Volvo Cars has taken a minority stake in online car retailer Carwow with the aim of improving its own digital sales and boosting its appeal on social media, as the Swedish brand aims to sell half of its cars online by 2025.
London-based Carwow is the largest web platform for new car sales in the UK, Germany and Spain, and has a large following on YouTube with close to 7mn subscribers.
“This is a way for us to learn and accelerate our online transition,” Magnus Fredin, head of Volvo’s online business, told the Financial Times.
The investment from Volvo’s tech fund is in the tens of millions of pounds, according to a person with knowledge of the transaction.
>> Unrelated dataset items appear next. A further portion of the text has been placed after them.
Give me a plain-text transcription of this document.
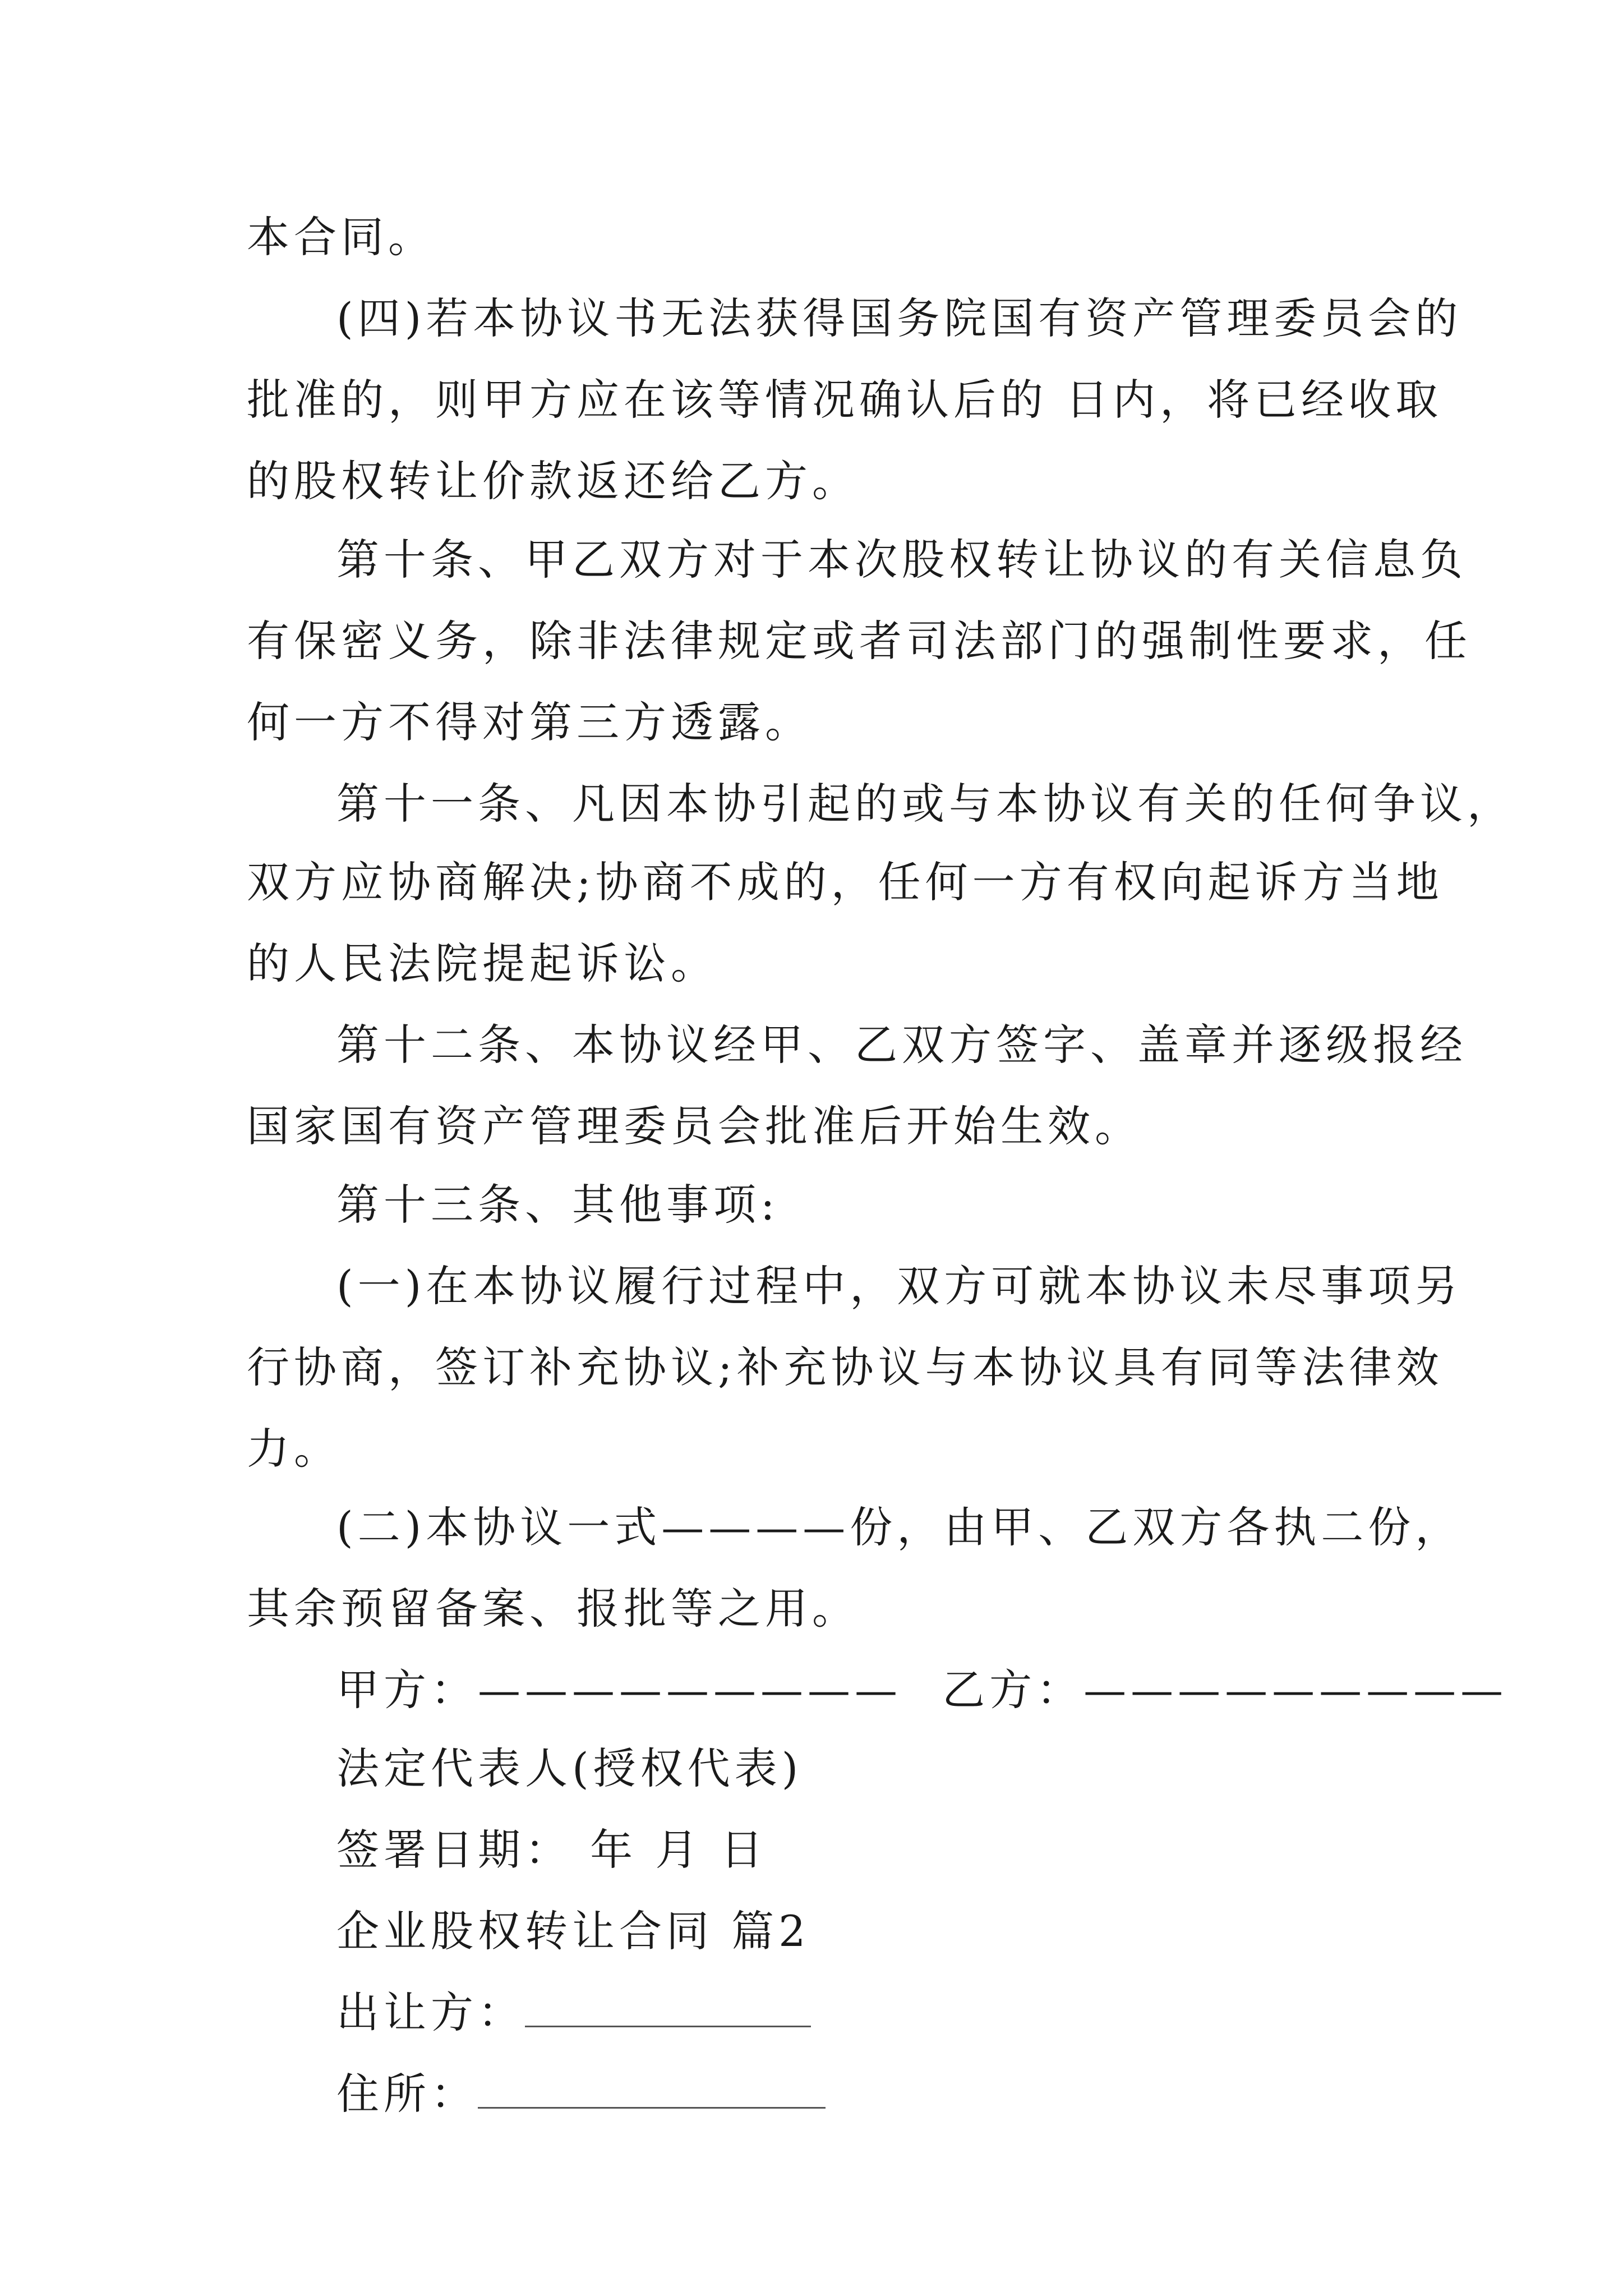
本合同。
(四)若本协议书无法获得国务院国有资产管理委员会的
批准的，则甲方应在该等情况确认后的 日内，将已经收取
的股权转让价款返还给乙方。
第十条、甲乙双方对于本次股权转让协议的有关信息负
有保密义务，除非法律规定或者司法部门的强制性要求，任
何一方不得对第三方透露。
第十一条、凡因本协引起的或与本协议有关的任何争议，
双方应协商解决;协商不成的，任何一方有权向起诉方当地
的人民法院提起诉讼。
第十二条、本协议经甲、乙双方签字、盖章并逐级报经
国家国有资产管理委员会批准后开始生效。
第十三条、其他事项:
(一)在本协议履行过程中，双方可就本协议未尽事项另
行协商，签订补充协议;补充协议与本协议具有同等法律效
力。
(二)本协议一式————份，由甲、乙双方各执二份，
其余预留备案、报批等之用。
甲方：————————— 乙方：—————————
法定代表人(授权代表)
签署日期： 年 月 日
企业股权转让合同 篇2
出让方：
住所：
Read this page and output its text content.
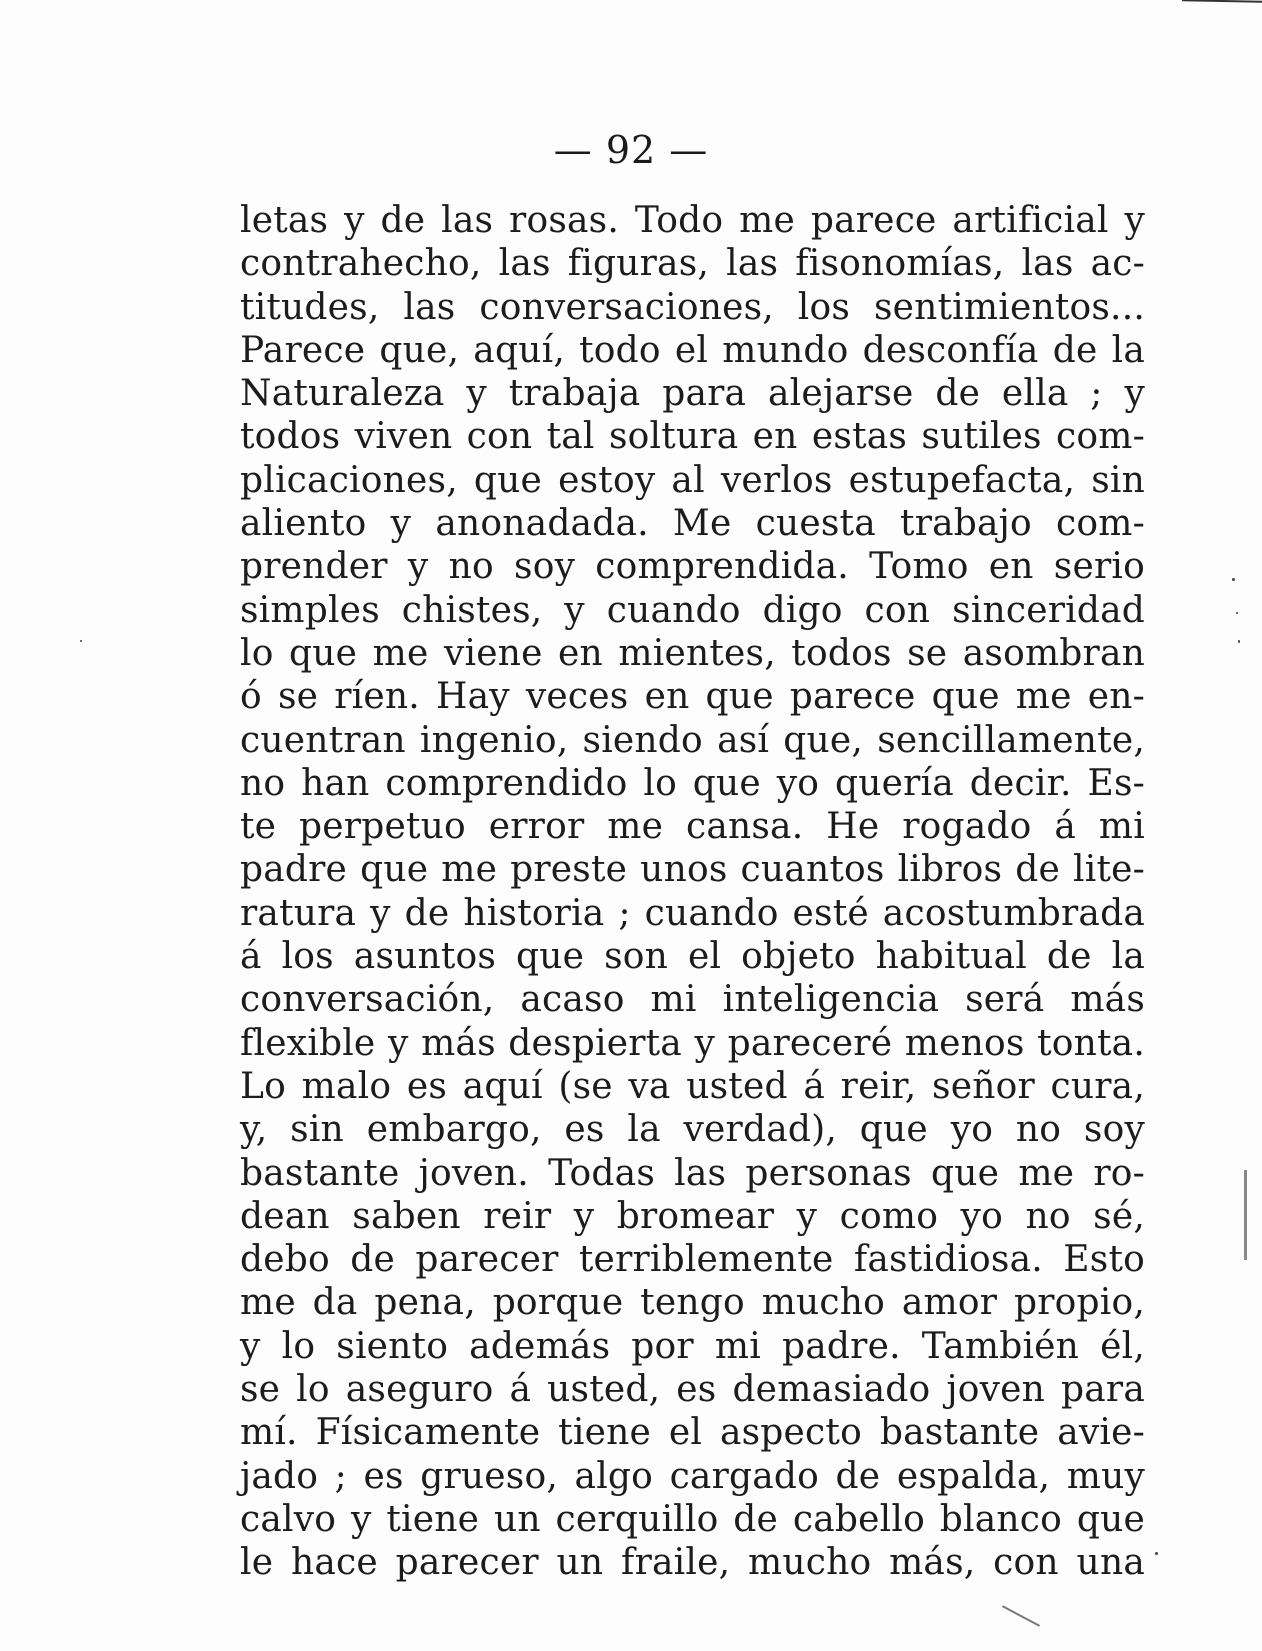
— 92 —
letas y de las rosas. Todo me parece artificial y
contrahecho, las figuras, las fisonomías, las ac-
titudes, las conversaciones, los sentimientos...
Parece que, aquí, todo el mundo desconfía de la
Naturaleza y trabaja para alejarse de ella ; y
todos viven con tal soltura en estas sutiles com-
plicaciones, que estoy al verlos estupefacta, sin
aliento y anonadada. Me cuesta trabajo com-
prender y no soy comprendida. Tomo en serio
simples chistes, y cuando digo con sinceridad
lo que me viene en mientes, todos se asombran
ó se ríen. Hay veces en que parece que me en-
cuentran ingenio, siendo así que, sencillamente,
no han comprendido lo que yo quería decir. Es-
te perpetuo error me cansa. He rogado á mi
padre que me preste unos cuantos libros de lite-
ratura y de historia ; cuando esté acostumbrada
á los asuntos que son el objeto habitual de la
conversación, acaso mi inteligencia será más
flexible y más despierta y pareceré menos tonta.
Lo malo es aquí (se va usted á reir, señor cura,
y, sin embargo, es la verdad), que yo no soy
bastante joven. Todas las personas que me ro-
dean saben reir y bromear y como yo no sé,
debo de parecer terriblemente fastidiosa. Esto
me da pena, porque tengo mucho amor propio,
y lo siento además por mi padre. También él,
se lo aseguro á usted, es demasiado joven para
mí. Físicamente tiene el aspecto bastante avie-
jado ; es grueso, algo cargado de espalda, muy
calvo y tiene un cerquillo de cabello blanco que
le hace parecer un fraile, mucho más, con una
The fund, which has previously invested in battery group StoreDot, typically takes small stakes of up to 10 per cent in a business.
Volvo sells roughly one in ten of its new models purely online, which the brand wants to raise to half of all cars by 2025.
As well as learning about customer behaviour online, Volvo also wants to emulate Carwow’s success with video, through which it attracts 70mn views monthly to the YouTube channel that features a mix of in-depth car reviews and drag races.
The business was launched in 2009 as an aggregator of reviews, but morphed into offering an online sales platform, a marketplace, and producing its own highly successful videos.
Although Volvo’s most-watched video, about female crash test dummies, has 24mn views, the brand’s YouTube channel has only 185,000 subscribers, compared to 6.95mn at Carwow, according to numbers from YouTube.
“It is important to stick out in the world today,” said Fredin. “We need to adapt the content of what the customers are looking for.”
As well as appealing to new customers, Volvo also wants its videos to offer information, particularly to motorists looking to buy an electric car.
The company is also hoping to understand how consumers shop online for cars, and how much of the process they are willing to do digitally compared with at a traditional showroom.
Roughly a third of motorists begin searching on independent websites like Carwow rather than on specific car brand pages, Fredin added.
“Customers are intrigued by having various parts of the process online, but when doing a test drive they want to do one at a retail location. This is not about sidestepping the retailers, it’s for us co-operating with a platform with customer needs that we can learn from.”
The pandemic, which led to car showrooms being forced to close for periods and spurred some retailers to launch “click and collect” services, accelerated the shift towards online transactions.
“If you look before the pandemic, 95 per cent of [buying] journeys started online,” said Fredin. “What changed is that during the pandemic customers became more willing to transact online.”